Für die Talente ist ein Psychologe ganz normal
In den Nachwuchsleistungszentren der ersten und zweiten Liga ist eine Vollzeit-Stelle im Bereich der Sportpsychologie Pflicht, die Talente wachsen damit auf, sind entsprechend aufgeschlossen, auch später im Profibereich. Laut Mirko Irion schließen sich individuelle Beratung und die Arbeit eines Teampsychologen auch nicht gegenseitig aus, er sieht beides in Ergänzung.

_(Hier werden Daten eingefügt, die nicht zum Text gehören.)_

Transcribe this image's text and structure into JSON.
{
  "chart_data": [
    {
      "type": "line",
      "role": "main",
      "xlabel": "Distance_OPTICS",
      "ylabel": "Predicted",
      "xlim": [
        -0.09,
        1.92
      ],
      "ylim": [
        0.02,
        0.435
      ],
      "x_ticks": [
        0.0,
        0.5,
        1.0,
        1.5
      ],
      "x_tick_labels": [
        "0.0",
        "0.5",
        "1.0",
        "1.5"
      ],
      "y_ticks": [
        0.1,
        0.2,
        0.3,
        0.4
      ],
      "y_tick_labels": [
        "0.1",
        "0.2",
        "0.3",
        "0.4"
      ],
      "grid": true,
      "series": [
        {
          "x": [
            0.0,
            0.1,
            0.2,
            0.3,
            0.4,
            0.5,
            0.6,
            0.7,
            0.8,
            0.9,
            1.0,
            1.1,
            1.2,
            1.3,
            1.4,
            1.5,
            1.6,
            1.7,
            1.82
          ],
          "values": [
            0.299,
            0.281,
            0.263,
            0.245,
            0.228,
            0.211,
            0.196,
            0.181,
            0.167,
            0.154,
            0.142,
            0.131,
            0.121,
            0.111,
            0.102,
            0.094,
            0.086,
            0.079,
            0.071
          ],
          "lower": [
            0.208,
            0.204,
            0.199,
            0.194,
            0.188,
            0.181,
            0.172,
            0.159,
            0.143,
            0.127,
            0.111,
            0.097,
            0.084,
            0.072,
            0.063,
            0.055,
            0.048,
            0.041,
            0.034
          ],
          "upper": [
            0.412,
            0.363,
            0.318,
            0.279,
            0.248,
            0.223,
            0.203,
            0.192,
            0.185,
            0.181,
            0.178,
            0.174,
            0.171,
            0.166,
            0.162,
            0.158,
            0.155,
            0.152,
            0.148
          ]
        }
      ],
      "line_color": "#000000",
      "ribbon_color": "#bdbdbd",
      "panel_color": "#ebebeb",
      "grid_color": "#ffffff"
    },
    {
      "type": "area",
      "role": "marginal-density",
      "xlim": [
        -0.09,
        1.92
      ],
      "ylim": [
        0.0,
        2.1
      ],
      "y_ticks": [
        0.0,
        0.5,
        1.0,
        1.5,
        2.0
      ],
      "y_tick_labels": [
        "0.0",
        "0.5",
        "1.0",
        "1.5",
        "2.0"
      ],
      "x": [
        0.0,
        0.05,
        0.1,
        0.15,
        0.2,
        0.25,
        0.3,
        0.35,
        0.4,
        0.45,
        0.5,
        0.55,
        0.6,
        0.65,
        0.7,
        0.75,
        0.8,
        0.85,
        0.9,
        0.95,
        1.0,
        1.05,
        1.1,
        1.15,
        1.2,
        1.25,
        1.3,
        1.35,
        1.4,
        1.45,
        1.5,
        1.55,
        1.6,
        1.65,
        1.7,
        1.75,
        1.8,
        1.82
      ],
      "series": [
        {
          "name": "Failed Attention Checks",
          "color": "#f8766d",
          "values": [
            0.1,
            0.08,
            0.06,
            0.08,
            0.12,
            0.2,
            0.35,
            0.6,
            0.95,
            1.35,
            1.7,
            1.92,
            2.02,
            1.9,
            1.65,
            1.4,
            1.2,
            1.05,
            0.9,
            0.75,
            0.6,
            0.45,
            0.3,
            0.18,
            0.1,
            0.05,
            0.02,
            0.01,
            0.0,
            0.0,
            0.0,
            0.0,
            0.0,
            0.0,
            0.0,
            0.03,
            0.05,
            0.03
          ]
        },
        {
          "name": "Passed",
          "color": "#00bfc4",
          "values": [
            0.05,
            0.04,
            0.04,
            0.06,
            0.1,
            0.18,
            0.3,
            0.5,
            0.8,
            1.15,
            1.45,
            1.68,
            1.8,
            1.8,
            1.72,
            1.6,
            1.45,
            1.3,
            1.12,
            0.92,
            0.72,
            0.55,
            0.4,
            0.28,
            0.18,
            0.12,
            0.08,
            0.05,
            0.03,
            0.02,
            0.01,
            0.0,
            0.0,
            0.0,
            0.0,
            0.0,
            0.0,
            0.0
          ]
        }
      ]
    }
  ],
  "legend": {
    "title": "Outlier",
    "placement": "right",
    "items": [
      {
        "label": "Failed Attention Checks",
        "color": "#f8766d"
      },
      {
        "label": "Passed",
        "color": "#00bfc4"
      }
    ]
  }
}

„Die individuelle Arbeit von einzelnen Spielern mit externen Psychologen ersetzt die Arbeit eines Teampsychologen nicht“, sagt der Mentalcoach, „er muss Teameffekte aktivieren, in Absprache mit dem Trainer Ziele aufbauen und Vereinsinteressen im Kopf haben.“ Im Interesse des VfB Stuttgart ist es, dass die Bundesligamannschaft am Sonntag gegen den SC Freiburg gewinnt. Ohne Unterstützung eines Psychologen, auch wenn Trainer Markus Weinzierl sagt: „Der Kopf ist wichtig in so einer Phase, in der wir uns gerade befinden.“
Auch jetzt wäre ein Psychologe noch hilfreich
Der aktuelle Chefcoach des VfB steht dem Thema aufgeschlossen gegenüber, sagt aber auch: „Die Teampsychologie ist eine ganz sensible Geschichte. Da kannst du als Trainer nicht einfach sagen: ‚Ich hole da jetzt irgendeinen Psychologen, setze den da rein – und danach ist alles gut.‘ Es muss alles gewachsen sein und passen, am besten von Saisonbeginn an.“ Für „schwierig“ hält er es, „jemanden in einer so heißen Phase in eine Gruppe zu integrieren“.
Kurzfristigen Erfolg würde sich auch Irion nicht von der Hinzunahme eines Psychologen versprechen. Man könne innerhalb weniger Tage „keine Wunderdinge erwarten“. Einen positiven Effekt noch für die laufende Saison schließt er aber ganz und gar nicht aus: „Das Kind ist noch nicht in den Brunnen gefallen, aber es ist höchste Zeit. Ich halte es für notwendig, in der aktuellen Lage einen Teampsychologen hinzuzuziehen.“ Der Unternehmer und Psychologe meint zudem: „Wenn ein Trainer mitten in der Saison bei einer Mannschaft neu beginnen kann, dann kann das auch ein Teampsychologe.“ Zumal die Saison ja noch lang ist – und die Partie gegen den SC Freiburg wohl nicht die einzig knifflige bleibt.